Digitale Infrastrukturen ermöglichen und ordnen gesellschaftliches Handeln. Bei der Re:publica moderierte Thomas Gegenhuber eine Diskussion mit der Leiterin des Sovereign Tech Funds, Adriana Groh, der Stellvertretende Vorsitzende der Gewerkschaft vida in Österreich und Stellvertretende Vorsitzende des ÖBB Konzernbetriebsrats, Olivia Janisch, sowie mit Meinhard Lukas, ehemaliger Rektor der Johannes Kepler Universität Linz und Leiter des Metaverse Labs am Linz Institute for Transformative Change.

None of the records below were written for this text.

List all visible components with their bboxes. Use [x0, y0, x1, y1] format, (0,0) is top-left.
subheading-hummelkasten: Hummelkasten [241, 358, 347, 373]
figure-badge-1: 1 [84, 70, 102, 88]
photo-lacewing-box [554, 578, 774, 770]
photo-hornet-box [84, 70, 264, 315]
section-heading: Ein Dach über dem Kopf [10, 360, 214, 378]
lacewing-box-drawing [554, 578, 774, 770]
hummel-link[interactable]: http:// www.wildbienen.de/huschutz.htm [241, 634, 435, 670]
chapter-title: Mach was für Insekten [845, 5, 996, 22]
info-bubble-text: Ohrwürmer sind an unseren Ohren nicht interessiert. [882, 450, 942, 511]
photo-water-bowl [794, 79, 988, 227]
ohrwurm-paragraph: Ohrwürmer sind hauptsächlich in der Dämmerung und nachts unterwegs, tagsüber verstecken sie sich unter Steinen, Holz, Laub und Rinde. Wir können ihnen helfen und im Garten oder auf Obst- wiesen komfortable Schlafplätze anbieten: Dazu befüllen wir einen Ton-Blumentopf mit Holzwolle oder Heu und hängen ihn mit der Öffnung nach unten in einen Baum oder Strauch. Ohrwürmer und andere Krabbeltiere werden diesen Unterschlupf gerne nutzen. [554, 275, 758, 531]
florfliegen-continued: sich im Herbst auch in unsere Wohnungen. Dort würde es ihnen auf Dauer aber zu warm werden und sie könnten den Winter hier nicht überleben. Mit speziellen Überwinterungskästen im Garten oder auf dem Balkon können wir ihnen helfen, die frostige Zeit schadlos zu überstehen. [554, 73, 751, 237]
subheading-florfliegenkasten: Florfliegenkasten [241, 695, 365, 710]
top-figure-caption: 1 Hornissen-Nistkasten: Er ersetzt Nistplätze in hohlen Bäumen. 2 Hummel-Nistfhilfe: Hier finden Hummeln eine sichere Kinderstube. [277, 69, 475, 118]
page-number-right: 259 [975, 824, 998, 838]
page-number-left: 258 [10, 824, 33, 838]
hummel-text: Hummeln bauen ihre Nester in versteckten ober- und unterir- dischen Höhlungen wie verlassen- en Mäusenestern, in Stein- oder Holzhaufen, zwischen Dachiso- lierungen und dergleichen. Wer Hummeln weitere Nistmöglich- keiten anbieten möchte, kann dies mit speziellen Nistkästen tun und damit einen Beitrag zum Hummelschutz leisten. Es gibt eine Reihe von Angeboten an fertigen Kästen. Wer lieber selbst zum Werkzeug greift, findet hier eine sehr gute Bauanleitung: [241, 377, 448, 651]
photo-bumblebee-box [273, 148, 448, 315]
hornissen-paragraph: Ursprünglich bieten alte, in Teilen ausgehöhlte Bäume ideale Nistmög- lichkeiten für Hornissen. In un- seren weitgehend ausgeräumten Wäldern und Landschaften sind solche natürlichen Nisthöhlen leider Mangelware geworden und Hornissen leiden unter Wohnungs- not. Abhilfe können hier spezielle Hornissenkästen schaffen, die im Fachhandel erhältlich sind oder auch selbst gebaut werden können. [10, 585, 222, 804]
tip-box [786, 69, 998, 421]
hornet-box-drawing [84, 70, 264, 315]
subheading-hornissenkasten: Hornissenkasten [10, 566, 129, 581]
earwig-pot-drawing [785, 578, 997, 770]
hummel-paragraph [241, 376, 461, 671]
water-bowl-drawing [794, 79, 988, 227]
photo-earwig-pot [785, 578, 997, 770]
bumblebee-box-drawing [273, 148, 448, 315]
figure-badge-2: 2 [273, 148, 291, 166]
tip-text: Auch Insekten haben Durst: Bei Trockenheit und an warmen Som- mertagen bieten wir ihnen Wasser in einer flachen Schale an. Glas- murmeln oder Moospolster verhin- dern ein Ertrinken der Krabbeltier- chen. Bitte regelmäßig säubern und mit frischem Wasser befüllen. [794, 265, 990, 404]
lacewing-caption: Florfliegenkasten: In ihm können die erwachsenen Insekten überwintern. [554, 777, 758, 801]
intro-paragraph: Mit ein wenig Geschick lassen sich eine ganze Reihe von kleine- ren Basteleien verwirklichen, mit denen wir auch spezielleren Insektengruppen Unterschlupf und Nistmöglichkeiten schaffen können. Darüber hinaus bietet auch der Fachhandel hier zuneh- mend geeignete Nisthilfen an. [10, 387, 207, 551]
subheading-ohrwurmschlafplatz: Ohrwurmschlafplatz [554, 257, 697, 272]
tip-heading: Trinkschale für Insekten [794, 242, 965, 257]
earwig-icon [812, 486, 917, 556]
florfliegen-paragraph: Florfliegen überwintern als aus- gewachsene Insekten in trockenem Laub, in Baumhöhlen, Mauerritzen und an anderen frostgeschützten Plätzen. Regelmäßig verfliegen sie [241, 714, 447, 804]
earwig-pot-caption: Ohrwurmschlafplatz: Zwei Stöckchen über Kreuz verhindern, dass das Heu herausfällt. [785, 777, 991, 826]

Infrastrukturen in den verschiedenen Bereichen sind eine notwendige Voraussetzung, um die Leistungsfähigkeit einer Gesellschaft - im ökonomischen wie im sozialen Sinne - zu garantieren. Infrastrukturen sind das Spielfeld, auf dem sich die Gesellschaft bewegt - sie ermöglichen Handeln, sie lenken Handeln und eine unzureichende oder nicht vorhandene Infrastruktur kann eben auch Handeln einschränken oder gar verhindern. Traditionellerweise wird mit dem Aufbau von Infrastrukturen ein hoher Kapitalbedarf, lange Planungszeiten, lange Nutzungsdauern und damit in Konsequenz die Schaffung von Pfadabhängigkeiten verbunden (Engartner, 2022).
In einer digitalen Gesellschaft gibt es Infrastrukturen, die sowohl einen physischen Charakter (z.B. Rechenzentren, Netzinfrastruktur) als auch einen digitalen Charakter haben (z.B. digitale Plattformen, AI-Modelle). Während die Infrastrukturpolitik im 20. Jahrhundert fast vorwiegend Aufgabe der öffentlichen Hand war, sieht es im 21. Jahrhundert anders aus. Einige wenige Konzerne kontrollieren wesentliche Aspekte der digitalen Infrastruktur - die Konsequenzen sind eine Machtkonzentration, die zu negativen Effekten für Gesellschaft und Wirtschaft führt bzw. führen kann.
Dieses Panel diskutierte die These, dass unsere Gesellschaft eine (digitale) Infrastruktur braucht, die dem Gemeinwohl dient. Im Sinne der Ökonomin und Innovationsforscherin Marianna Mazzucato ist eine zentrale Antwort: Es braucht einen kompetenten, zukunftsorientierten und risikobereiten Staat, der im Aufbau der öffentlichen (digitalen) Infrastruktur den Ton angibt und den Prozess moderiert. Leichter gesagt als getan. Folgende Perspektiven brachten die Teilnehmer*innen des Panels ein:
Adriana Groh ist Mitgründerin des Sovereign Tech Fund. Der STF stärkt das Open-Source-Ökosystem nachhaltig. Groh erläuterte, wie lebenswichtig digitale Infrastrukturen sind – besonders wenn sie versagen. Sie argumentiert, dass offene, sichere digitale Infrastrukturen Schlüsselelemente der Digitalisierung im öffentlichen Interesse sind und sowohl für Innovation als auch für sektorübergreifende Digitalisierung unverzichtbar sind.
Meinhard Lukas ist ehemaliger Rektor der Johannes Kepler Universität Linz und war dort Förderer des AI-Studiums und der AI-Forschung. Er strebte den Einsatz öffentlicher und privater Mittel für den Aufbau von Rechnerkapazitäten an, um eine europäische Alternative zu ChatGPT und Co. zu ermöglichen. Lukas beleuchtete, warum es in Europa an politischem Willen für diese Infrastrukturen mangelt und warum deren Aufbau gerade jetzt dringlich ist.
Olivia Janisch ist Expertin für öffentliche Schieneninfrastruktur. Sie ist im Zentralbetriebsrat der Österreichischen Bundesbahnen und Mitglied im Frauennetzwerk der Europäischen und Internationalen Transportarbeiterföderation (ETF, ITF). Sie berichtete über ihre Erfahrungen aus der zentralen Infrastruktur der ‘traditionellen’ Wirtschaft und welche Lektionen wir daraus ziehen können, die ebenso relevant für den Aufbau (digitaler) Infrastrukturen sind.